Studio album by Valley Lodge
- Released: August 16, 2005
- Genre: Power pop
- Length: 41:27
- Label: D-Text Records, Powerpop Academy

Valley Lodge chronology
|  | Valley Lodge (2005) | Semester at Sea (2009) |

= Valley Lodge (album) =

Valley Lodge is the debut studio album by the American power pop band Valley Lodge. It was first released on August 1, 2005, on the band's official Bandcamp page as a purely digital album, then was released on August 16, 2005, by the record label D-Text Records and received a physical release on CD. It was re-released in Japan on September 26, 2008, by Powerpop Academy with three bonus tracks.

==Track listing==

| No. | Title | Length |
|---|---|---|
| 1. | "Every Little Thing" | 3:14 |
| 2. | "Sold" | 3:20 |
| 3. | "If It Takes All Night" | 4:33 |
| 4. | "All Of My Loving" | 2:49 |
| 5. | "Over It" | 3:11 |
| 6. | "Hey" | 2:43 |
| 7. | "Naked City" | 3:00 |
| 8. | "Twenty-first Century Man" | 3:52 |
| 9. | "Hanging On" | 4:13 |
| 10. | "Cruel" | 3:23 |
| 11. | "That Song" | 3:38 |
| 12. | "Planetarium" | 4:04 |

==Japanese bonus tracks==

| No. | Title | Length |
|---|---|---|
| 13. | "Comin' Round" | 3:15 |
| 14. | "My Baby" | 2:39 |
| 15. | "Barricade" | 2:59 |

==Personnel==
- Dave Hill - vocals, guitar
- John Kimbrough - vocals, guitar, additional instruments
- Phil Costello - vocals, bass guitar
- Rob Pfeiffer - drums
- Candice Belanoff - bass guitar
- Pete Kohl - backing vocals, additional percussion
- Ian Pai - additional percussion

==Notes==
There is confusion as to the intended spelling of the 8th track on the album, "21st Centrury Man". On digital releases such as on Apple Music and Spotify it is spelt "Centrury", but on the Bandcamp release and physical CD release it is spelt "Century".
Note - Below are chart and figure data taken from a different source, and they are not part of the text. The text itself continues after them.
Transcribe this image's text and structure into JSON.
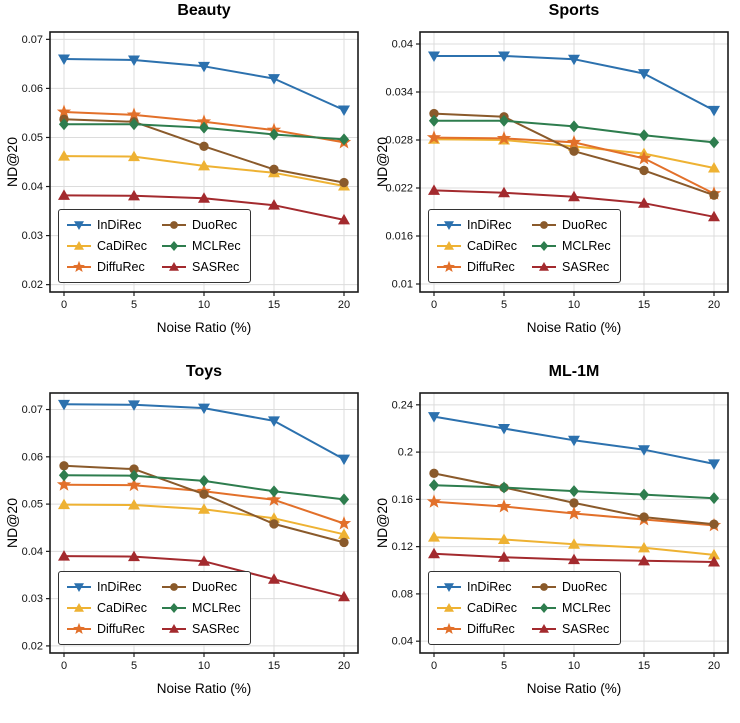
{
  "figure": {
    "xlabel": "Noise Ratio (%)",
    "ylabel": "ND@20"
  },
  "series_meta": [
    {
      "name": "InDiRec",
      "color": "#2c71ae",
      "marker": "triangle-down"
    },
    {
      "name": "CaDiRec",
      "color": "#eeb233",
      "marker": "triangle-up"
    },
    {
      "name": "DiffuRec",
      "color": "#e2702a",
      "marker": "star"
    },
    {
      "name": "DuoRec",
      "color": "#8a5a2b",
      "marker": "circle"
    },
    {
      "name": "MCLRec",
      "color": "#2e7d4e",
      "marker": "diamond"
    },
    {
      "name": "SASRec",
      "color": "#a32a2e",
      "marker": "triangle-up"
    }
  ],
  "chart_data": [
    {
      "type": "line",
      "title": "Beauty",
      "xlabel": "Noise Ratio (%)",
      "ylabel": "ND@20",
      "x": [
        0,
        5,
        10,
        15,
        20
      ],
      "xlim": [
        -1,
        21
      ],
      "ylim": [
        0.0185,
        0.0715
      ],
      "xticks": [
        0,
        5,
        10,
        15,
        20
      ],
      "xtick_labels": [
        "0",
        "5",
        "10",
        "15",
        "20"
      ],
      "yticks": [
        0.02,
        0.03,
        0.04,
        0.05,
        0.06,
        0.07
      ],
      "ytick_labels": [
        "0.02",
        "0.03",
        "0.04",
        "0.05",
        "0.06",
        "0.07"
      ],
      "legend_position": "lower left",
      "grid": true,
      "series": [
        {
          "name": "InDiRec",
          "values": [
            0.066,
            0.0658,
            0.0645,
            0.062,
            0.0556
          ]
        },
        {
          "name": "CaDiRec",
          "values": [
            0.0462,
            0.0461,
            0.0442,
            0.0428,
            0.0401
          ]
        },
        {
          "name": "DiffuRec",
          "values": [
            0.0552,
            0.0546,
            0.0532,
            0.0515,
            0.049
          ]
        },
        {
          "name": "DuoRec",
          "values": [
            0.0537,
            0.0532,
            0.0482,
            0.0435,
            0.0408
          ]
        },
        {
          "name": "MCLRec",
          "values": [
            0.0527,
            0.0527,
            0.052,
            0.0506,
            0.0496
          ]
        },
        {
          "name": "SASRec",
          "values": [
            0.0382,
            0.0381,
            0.0376,
            0.0362,
            0.0332
          ]
        }
      ]
    },
    {
      "type": "line",
      "title": "Sports",
      "xlabel": "Noise Ratio (%)",
      "ylabel": "ND@20",
      "x": [
        0,
        5,
        10,
        15,
        20
      ],
      "xlim": [
        -1,
        21
      ],
      "ylim": [
        0.009,
        0.0415
      ],
      "xticks": [
        0,
        5,
        10,
        15,
        20
      ],
      "xtick_labels": [
        "0",
        "5",
        "10",
        "15",
        "20"
      ],
      "yticks": [
        0.01,
        0.016,
        0.022,
        0.028,
        0.034,
        0.04
      ],
      "ytick_labels": [
        "0.01",
        "0.016",
        "0.022",
        "0.028",
        "0.034",
        "0.04"
      ],
      "legend_position": "lower left",
      "grid": true,
      "series": [
        {
          "name": "InDiRec",
          "values": [
            0.0385,
            0.0385,
            0.0381,
            0.0363,
            0.0317
          ]
        },
        {
          "name": "CaDiRec",
          "values": [
            0.0281,
            0.028,
            0.0272,
            0.0263,
            0.0245
          ]
        },
        {
          "name": "DiffuRec",
          "values": [
            0.0283,
            0.0282,
            0.0277,
            0.0257,
            0.0213
          ]
        },
        {
          "name": "DuoRec",
          "values": [
            0.0313,
            0.0309,
            0.0266,
            0.0242,
            0.0211
          ]
        },
        {
          "name": "MCLRec",
          "values": [
            0.0304,
            0.0304,
            0.0297,
            0.0286,
            0.0277
          ]
        },
        {
          "name": "SASRec",
          "values": [
            0.0217,
            0.0214,
            0.0209,
            0.0201,
            0.0184
          ]
        }
      ]
    },
    {
      "type": "line",
      "title": "Toys",
      "xlabel": "Noise Ratio (%)",
      "ylabel": "ND@20",
      "x": [
        0,
        5,
        10,
        15,
        20
      ],
      "xlim": [
        -1,
        21
      ],
      "ylim": [
        0.0185,
        0.0735
      ],
      "xticks": [
        0,
        5,
        10,
        15,
        20
      ],
      "xtick_labels": [
        "0",
        "5",
        "10",
        "15",
        "20"
      ],
      "yticks": [
        0.02,
        0.03,
        0.04,
        0.05,
        0.06,
        0.07
      ],
      "ytick_labels": [
        "0.02",
        "0.03",
        "0.04",
        "0.05",
        "0.06",
        "0.07"
      ],
      "legend_position": "lower left",
      "grid": true,
      "series": [
        {
          "name": "InDiRec",
          "values": [
            0.0711,
            0.071,
            0.0703,
            0.0676,
            0.0595
          ]
        },
        {
          "name": "CaDiRec",
          "values": [
            0.0499,
            0.0498,
            0.0489,
            0.047,
            0.0436
          ]
        },
        {
          "name": "DiffuRec",
          "values": [
            0.0541,
            0.054,
            0.0527,
            0.0509,
            0.0459
          ]
        },
        {
          "name": "DuoRec",
          "values": [
            0.0581,
            0.0574,
            0.0521,
            0.0458,
            0.0419
          ]
        },
        {
          "name": "MCLRec",
          "values": [
            0.0561,
            0.056,
            0.0549,
            0.0527,
            0.051
          ]
        },
        {
          "name": "SASRec",
          "values": [
            0.039,
            0.0389,
            0.0379,
            0.0341,
            0.0304
          ]
        }
      ]
    },
    {
      "type": "line",
      "title": "ML-1M",
      "xlabel": "Noise Ratio (%)",
      "ylabel": "ND@20",
      "x": [
        0,
        5,
        10,
        15,
        20
      ],
      "xlim": [
        -1,
        21
      ],
      "ylim": [
        0.03,
        0.25
      ],
      "xticks": [
        0,
        5,
        10,
        15,
        20
      ],
      "xtick_labels": [
        "0",
        "5",
        "10",
        "15",
        "20"
      ],
      "yticks": [
        0.04,
        0.08,
        0.12,
        0.16,
        0.2,
        0.24
      ],
      "ytick_labels": [
        "0.04",
        "0.08",
        "0.12",
        "0.16",
        "0.2",
        "0.24"
      ],
      "legend_position": "lower left",
      "grid": true,
      "series": [
        {
          "name": "InDiRec",
          "values": [
            0.23,
            0.22,
            0.21,
            0.202,
            0.19
          ]
        },
        {
          "name": "CaDiRec",
          "values": [
            0.128,
            0.126,
            0.122,
            0.119,
            0.113
          ]
        },
        {
          "name": "DiffuRec",
          "values": [
            0.158,
            0.154,
            0.148,
            0.143,
            0.138
          ]
        },
        {
          "name": "DuoRec",
          "values": [
            0.182,
            0.17,
            0.157,
            0.145,
            0.139
          ]
        },
        {
          "name": "MCLRec",
          "values": [
            0.172,
            0.17,
            0.167,
            0.164,
            0.161
          ]
        },
        {
          "name": "SASRec",
          "values": [
            0.114,
            0.111,
            0.109,
            0.108,
            0.107
          ]
        }
      ]
    }
  ]
}
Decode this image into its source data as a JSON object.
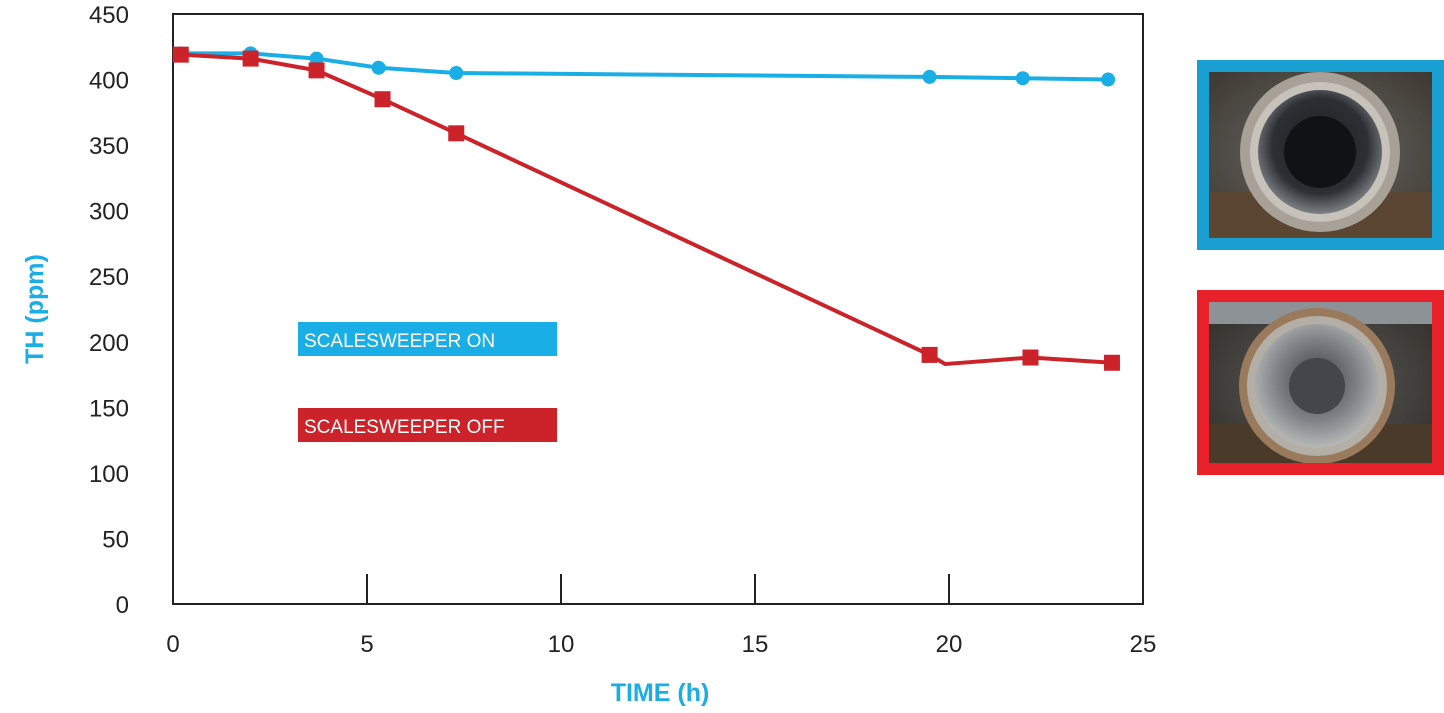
{
  "chart_data": {
    "type": "line",
    "xlabel": "TIME (h)",
    "ylabel": "TH (ppm)",
    "xlim": [
      0,
      25
    ],
    "ylim": [
      0,
      450
    ],
    "x_ticks": [
      "0",
      "5",
      "10",
      "15",
      "20",
      "25"
    ],
    "y_ticks": [
      "0",
      "50",
      "100",
      "150",
      "200",
      "250",
      "300",
      "350",
      "400",
      "450"
    ],
    "grid": false,
    "series": [
      {
        "name": "SCALESWEEPER ON",
        "color": "#19aee6",
        "marker": "circle",
        "x": [
          0.2,
          2.0,
          3.7,
          5.3,
          7.3,
          19.5,
          21.9,
          24.1
        ],
        "y": [
          420,
          420,
          416,
          409,
          405,
          402,
          401,
          400
        ]
      },
      {
        "name": "SCALESWEEPER OFF",
        "color": "#cc2229",
        "marker": "square",
        "x": [
          0.2,
          2.0,
          3.7,
          5.4,
          7.3,
          19.5,
          19.9,
          22.1,
          24.2
        ],
        "y": [
          419,
          416,
          407,
          385,
          359,
          190,
          183,
          188,
          184
        ],
        "marker_indices": [
          0,
          1,
          2,
          3,
          4,
          5,
          7,
          8
        ]
      }
    ]
  },
  "photos": [
    {
      "name": "scalesweeper-on-pipe-photo",
      "frame_color": "#1a9fd3"
    },
    {
      "name": "scalesweeper-off-pipe-photo",
      "frame_color": "#e8202a"
    }
  ],
  "colors": {
    "axis_title": "#19aee6",
    "axis": "#222222"
  }
}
The track "All Of My Loving" received a music video, which features naked people as furniture. The music video was directed by longtime friends and collaborators Dave Hill and Rory Scovel, and was produced by Margaux Ravis.

The track "Naked City" was present on the 2011 videogame Test Drive Unlimited 2.

All of the bonus tracks on the Japanese re-release are present on their next album, Semester at Sea.